Dr. Benton of the Texas Tech Health Sciences Center said to be considered recovered from COVID-19 you have to have 2 negative tests 24 hours apart after having had the virus for at least 10 days. You also have to be rid of all the symptoms.
"The key thing is following advice of your primary care physician because you may still remain infective to other people so you need to continue the precautions of social distancing, the masks," Timothy Benton, M.D., chairman of family and community medicine at TTUHSC said.
Health authorities say the recovery process and its length are determined by the severity of the patient's illness.
The timeline can range from 10-14 days to well over a month.
Doctors say in more extreme cases of COVID-19 that require being on a ventilator and in the ICU, the virus can have consequences beyond recovery.
"When there is such severe illness that it interferes with blood-flow through the body whether that be coronavirus or any other infectious agent then other organs become damaged," Benton said.

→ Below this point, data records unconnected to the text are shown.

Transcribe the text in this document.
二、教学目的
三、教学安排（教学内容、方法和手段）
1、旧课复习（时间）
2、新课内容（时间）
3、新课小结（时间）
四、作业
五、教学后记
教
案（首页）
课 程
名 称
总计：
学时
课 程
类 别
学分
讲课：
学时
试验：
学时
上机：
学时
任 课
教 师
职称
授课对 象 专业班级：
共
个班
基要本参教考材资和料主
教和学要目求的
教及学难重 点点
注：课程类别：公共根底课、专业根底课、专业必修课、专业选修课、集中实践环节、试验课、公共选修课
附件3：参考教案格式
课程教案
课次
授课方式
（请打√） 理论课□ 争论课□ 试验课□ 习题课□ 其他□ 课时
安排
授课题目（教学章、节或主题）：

And in all local cases of deaths related to COVID-19, doctor Benton said other organs were damaged.
After-effects of COVID-19 in cases of critical condition can include things like:
- vascular events
- heart attacks
- blood clots
- lung damage
But here's some good news:
"If there are significant complications that develop during a critical illness or during recovery from critical illness, usually those would happen within the hospital setting," Benton said.
We must keep doing what we know is best - staying sanitized and masked.